The 2006 Spring Struggle for a Better Life Moves into Full Swing
-Regular roundtable with Business Leaders –
13 January 2006
Exchanging Opinions on Spring Struggles
On January 11, a regular roundtable between leaders of labour and management with Nippon Keidanren (Japan Business Federation) was held in Tokyo. From JTUC-RENGO, the roundtable was attended by President Tsuyoshi Takagi, Deputy President Yasuo Morikoshi, the Vice Presidents, General Secretary Nobuaki Koga and the Deputy General Secretaries. From Nippon Keidanren, it was attended by Chairman Hiroshi Okuda, the Vice Chairmen, Chairs of the relevant committees, the deputy Secretary General, and Senior Managing Director Hironori Yano. Their views are exchanged, and Nippon Keidanren presented its views on RENGO’s open letter submitted to Nippon Keidanren last December.
In his opening remarks, Mr. Tsuyoshi Takagi, the president of RENGO
, expressed serious concern about the growing polarization of society, and stated that those developments in the Japanese economy, industries and companies were deeply associated with the stability of Japanese society. He added that, “as we hold talks from management, we hope to find a good middle ground,” and further stated: “management should reward the contributions that workers made during hard times to improved business performance.” Chairman Okuda of Nippon Keidanren stated, “As the prices of oil and other resources remain high, managers have to expect that cost pressures on business will continue throughout the year,” and that “many forecasts in newspapers anticipate the continuation of a brisk increase in corporate revenues and profits.
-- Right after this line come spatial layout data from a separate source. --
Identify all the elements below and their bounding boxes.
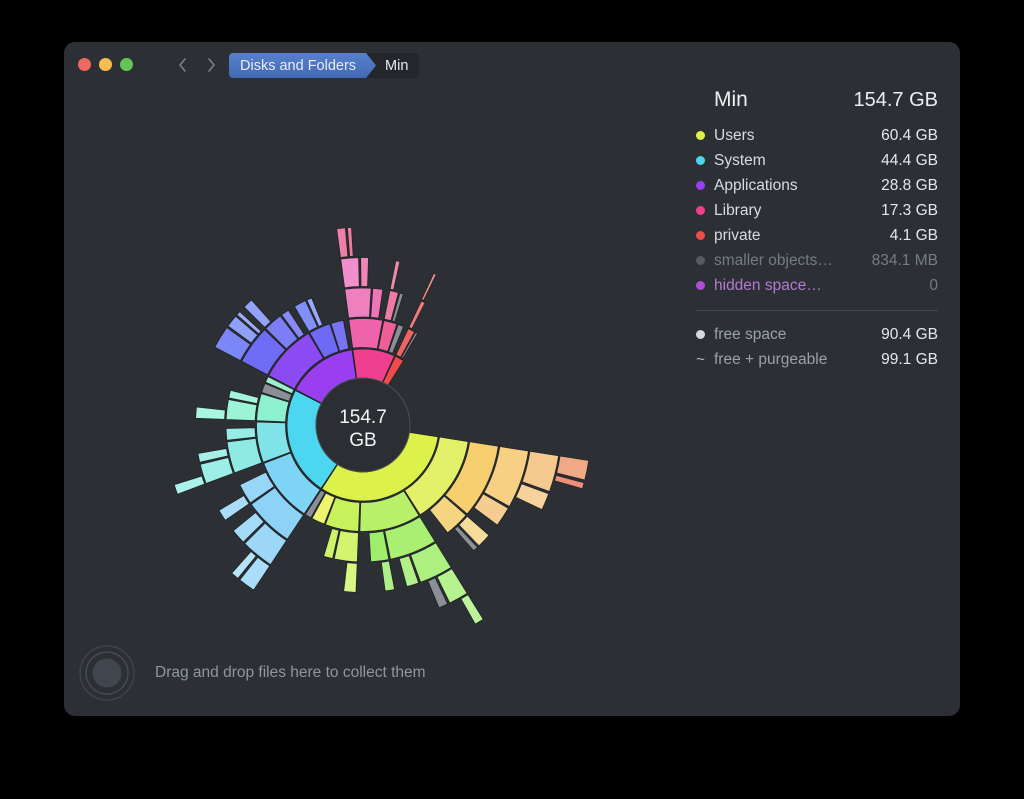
- navigation-arrows: [172, 53, 221, 77]
- legend-item[interactable]: hidden space… 0: [692, 273, 944, 298]
- legend-item-label: private: [714, 226, 761, 244]
- legend-item-label: hidden space…: [714, 276, 822, 294]
- sunburst-segment[interactable]: [173, 475, 206, 495]
- sunburst-segment[interactable]: [380, 560, 396, 592]
- legend-color-dot: [696, 131, 705, 140]
- legend-color-dot: [696, 206, 705, 215]
- legend-panel: Min 154.7 GB Users 60.4 GB System 44.4 GB Ap…: [692, 88, 944, 372]
- legend-item-value: 17.3 GB: [881, 201, 938, 219]
- sunburst-segment[interactable]: [346, 226, 354, 257]
- drop-target-rings-icon: [79, 645, 135, 701]
- window-controls: [78, 58, 133, 71]
- legend-total-value: 154.7 GB: [853, 89, 938, 111]
- sunburst-segment[interactable]: [344, 287, 372, 319]
- drop-zone-hint: Drag and drop files here to collect them: [155, 664, 426, 681]
- legend-divider: [696, 310, 938, 311]
- breadcrumb-label: Min: [385, 57, 409, 74]
- tilde-marker: ~: [696, 351, 705, 368]
- sunburst-segment[interactable]: [408, 300, 426, 330]
- legend-footer-label: free + purgeable: [714, 350, 828, 368]
- sunburst-chart[interactable]: 154.7 GB: [64, 86, 684, 646]
- legend-color-dot: [696, 156, 705, 165]
- sunburst-segment[interactable]: [195, 406, 226, 420]
- legend-footer-value: 99.1 GB: [881, 350, 938, 368]
- legend-footer-label: free space: [714, 325, 787, 343]
- sunburst-segment[interactable]: [421, 272, 437, 301]
- legend-color-dot: [696, 281, 705, 290]
- legend-color-dot: [696, 256, 705, 265]
- sunburst-svg[interactable]: 154.7 GB: [64, 86, 684, 646]
- close-button[interactable]: [78, 58, 91, 71]
- back-button[interactable]: [172, 53, 192, 77]
- legend-item[interactable]: smaller objects… 834.1 MB: [692, 248, 944, 273]
- legend-item-list: Users 60.4 GB System 44.4 GB Applications 28.…: [692, 123, 944, 298]
- sunburst-segment[interactable]: [340, 257, 360, 289]
- legend-header: Min 154.7 GB: [692, 88, 944, 112]
- legend-item[interactable]: Applications 28.8 GB: [692, 173, 944, 198]
- window-titlebar: Disks and Folders Min: [64, 42, 960, 86]
- legend-item-label: System: [714, 151, 766, 169]
- legend-item[interactable]: System 44.4 GB: [692, 148, 944, 173]
- sunburst-segment[interactable]: [225, 427, 257, 441]
- legend-item-label: Applications: [714, 176, 798, 194]
- sunburst-segment[interactable]: [458, 515, 490, 547]
- hub-total-value: 154.7: [339, 407, 387, 428]
- sunburst-segment[interactable]: [360, 257, 369, 287]
- legend-item-value: 4.1 GB: [889, 226, 938, 244]
- hub-total-unit: GB: [349, 430, 376, 451]
- legend-color-dot: [696, 330, 705, 339]
- breadcrumb-label: Disks and Folders: [240, 57, 357, 74]
- app-window: Disks and Folders Min 154.7 GB Min 154.7…: [64, 42, 960, 716]
- legend-item-label: smaller objects…: [714, 251, 833, 269]
- legend-color-dot: [696, 181, 705, 190]
- legend-item-label: Library: [714, 201, 762, 219]
- sunburst-segment[interactable]: [370, 287, 384, 319]
- legend-item[interactable]: private 4.1 GB: [692, 223, 944, 248]
- sunburst-segment[interactable]: [218, 495, 250, 521]
- legend-item-value: 0: [929, 276, 938, 294]
- sunburst-segment[interactable]: [226, 437, 263, 474]
- legend-item-value: 28.8 GB: [881, 176, 938, 194]
- minimize-button[interactable]: [99, 58, 112, 71]
- legend-footer-list: free space 90.4 GB ~ free + purgeable 99.1 G…: [692, 322, 944, 372]
- zoom-button[interactable]: [120, 58, 133, 71]
- legend-item[interactable]: Library 17.3 GB: [692, 198, 944, 223]
- legend-item-value: 834.1 MB: [871, 251, 938, 269]
- legend-footer-value: 90.4 GB: [881, 325, 938, 343]
- legend-item-value: 60.4 GB: [881, 126, 938, 144]
- sunburst-segment[interactable]: [389, 260, 401, 291]
- legend-item-label: Users: [714, 126, 755, 144]
- legend-footer-item: ~ free + purgeable 99.1 GB: [692, 347, 944, 372]
- sunburst-segment[interactable]: [460, 594, 484, 625]
- forward-button[interactable]: [201, 53, 221, 77]
- sunburst-segment[interactable]: [336, 227, 349, 258]
- legend-item-value: 44.4 GB: [881, 151, 938, 169]
- drop-zone[interactable]: Drag and drop files here to collect them: [78, 644, 426, 702]
- legend-footer-item: free space 90.4 GB: [692, 322, 944, 347]
- sunburst-segment[interactable]: [343, 562, 358, 593]
- legend-color-dot: [696, 231, 705, 240]
- breadcrumb: Disks and Folders Min: [229, 53, 420, 78]
- breadcrumb-item-disks-and-folders[interactable]: Disks and Folders: [229, 53, 376, 78]
- legend-item[interactable]: Users 60.4 GB: [692, 123, 944, 148]
- sunburst-segment[interactable]: [348, 318, 384, 350]
- legend-title: Min: [714, 88, 748, 111]
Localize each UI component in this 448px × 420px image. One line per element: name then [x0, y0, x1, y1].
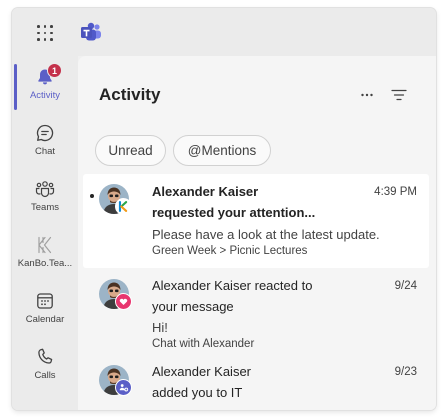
activity-item[interactable]: Alexander Kaiser added you to IT 9/23 — [83, 356, 429, 410]
rail-label-calendar: Calendar — [25, 314, 65, 325]
activity-item[interactable]: Alexander Kaiser requested your attentio… — [83, 174, 429, 268]
rail-item-chat[interactable]: Chat — [12, 114, 78, 166]
app-launcher-icon[interactable] — [37, 25, 53, 41]
chat-icon — [36, 124, 54, 142]
activity-time: 9/23 — [394, 366, 417, 378]
more-options-button[interactable] — [356, 84, 378, 106]
rail-label-chat: Chat — [34, 146, 56, 157]
teams-window: 1 Activity Chat Teams KanBo.Tea... Calen… — [12, 8, 436, 410]
activity-time: 4:39 PM — [374, 186, 417, 198]
activity-context: Chat with Alexander — [152, 338, 255, 350]
activity-title-line2: your message — [152, 299, 234, 314]
teams-logo-icon — [81, 22, 101, 41]
unread-indicator — [90, 194, 94, 198]
heart-icon — [115, 293, 132, 310]
activity-time: 9/24 — [394, 280, 417, 292]
more-icon — [361, 93, 373, 97]
filter-chip-unread[interactable]: Unread — [95, 135, 166, 166]
activity-context: Green Week > Picnic Lectures — [152, 245, 308, 257]
team-add-icon — [115, 379, 132, 396]
notification-badge: 1 — [47, 63, 62, 78]
title-bar — [12, 8, 436, 56]
activity-preview: Please have a look at the latest update. — [152, 227, 380, 242]
activity-action: requested your attention... — [152, 205, 316, 220]
activity-item[interactable]: Alexander Kaiser reacted to your message… — [83, 270, 429, 356]
teams-icon — [35, 181, 55, 198]
activity-title-line1: Alexander Kaiser — [152, 364, 251, 379]
rail-item-activity[interactable]: 1 Activity — [12, 58, 78, 110]
rail-item-kanbo[interactable]: KanBo.Tea... — [12, 226, 78, 278]
rail-label-activity: Activity — [29, 90, 61, 101]
activity-title-line1: Alexander Kaiser reacted to — [152, 278, 313, 293]
rail-label-calls: Calls — [34, 370, 56, 381]
active-indicator — [14, 64, 17, 110]
rail-item-calls[interactable]: Calls — [12, 338, 78, 390]
filter-button[interactable] — [388, 84, 410, 106]
filter-icon — [391, 89, 407, 101]
activity-panel: Activity Unread @Mentions Alexander Kais… — [78, 56, 436, 410]
rail-item-calendar[interactable]: Calendar — [12, 282, 78, 334]
activity-feed: Alexander Kaiser requested your attentio… — [78, 174, 436, 410]
activity-title-line2: added you to IT — [152, 385, 243, 400]
activity-preview: Hi! — [152, 320, 168, 335]
rail-item-teams[interactable]: Teams — [12, 170, 78, 222]
app-bar: 1 Activity Chat Teams KanBo.Tea... Calen… — [12, 56, 78, 410]
filter-chip-mentions[interactable]: @Mentions — [173, 135, 271, 166]
calendar-icon — [37, 293, 53, 309]
rail-label-teams: Teams — [31, 202, 59, 213]
rail-label-kanbo: KanBo.Tea... — [17, 258, 73, 269]
phone-icon — [38, 348, 53, 364]
kanbo-app-icon — [38, 236, 52, 254]
page-title: Activity — [99, 85, 161, 104]
activity-sender: Alexander Kaiser — [152, 184, 259, 199]
kanbo-icon — [115, 198, 132, 215]
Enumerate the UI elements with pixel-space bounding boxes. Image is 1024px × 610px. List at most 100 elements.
However, I personally believe we should not expect a substantial growth in corporate performance as was experienced last year.”
In the exchange of opinions on the issues on the Spring Struggle negotiations for a Better Life for this year, RENGO expressed concern over widening gaps and its position that income transfers to the household sector are essential for making a transformation to a fair income distribution and a departure from the past distortions in the macroeconomic distribution of income. The following points were raised: “Business performance is improving in most industries, including the manufacturing sector. We do not reject the management practice of including the short-term profits to seasonal bonus payments, but since the bonuses are unstable, we would rather have improvements in corporate profit be reflected in monthly wages.”
“As far as the situation in the past year is concerned, nearly 70% of small enterprises have failed to maintain their wage system. They need to maintain their stated wage systems and intensify efforts to narrow gaps in wages and other working conditions.”
“In order to focus on improvements in working conditions for atypical workers such as part-time and temporary workers, RENGO hopes to launch a joint-struggle organization of part-time workers and create social awareness of the difficult situation they face. We hope that management will share our understanding that labour costs should be of a consideration, but even if it comes at a cost, better-quality labour can lead to higher productivity.”
The representatives of Nippon Keidanren then stated their position that rather than pursuing a follow-the-leader practice for wage hikes, raises should be settled through labour-management talks at individual companies in accordance with their own capabilities to pay, and that in order to rebuild Japanese-specific management, which places high value on human resources, management needs to take good care of not only top-class people but also of ordinary workers. Nippon Keidanren executives also made the following arguments: “Management needs to think of the treatment and working conditions of their employees, while keeping in mind the need to remain competitive in the international market.” Also, they said, “Most Japanese managers place importance on their employees rather than giving supremacy to stockholders,” and “We must take into account the concept of a balance between working and family life, including men, and of the white-collar exemption.” Further, they advocated the necessity for radical reforms of the existing social security system, including the welfare scheme, and the need to better utilize the labour of youth, the elderly and women.
On RENGO’s open letter addressing the Nippon Keidanren “Report of the Committee on Management and Labor Policy,” Nippon Keidanren gave the following reply:“Management is fully aware of the importance of the three principles of productivity consisting of the security and enlargement of employment, the importance of labour-management consultations and the fair distribution of the fruits of labour. However, the recent declining trend in workers’ share should be seen as a transitional process that will return to a normal level following once we get through the hard times.” They also stated, “The diversification of employment statuses aims to provide a variety of working patterns, and is not intended to promote a polarization of income.”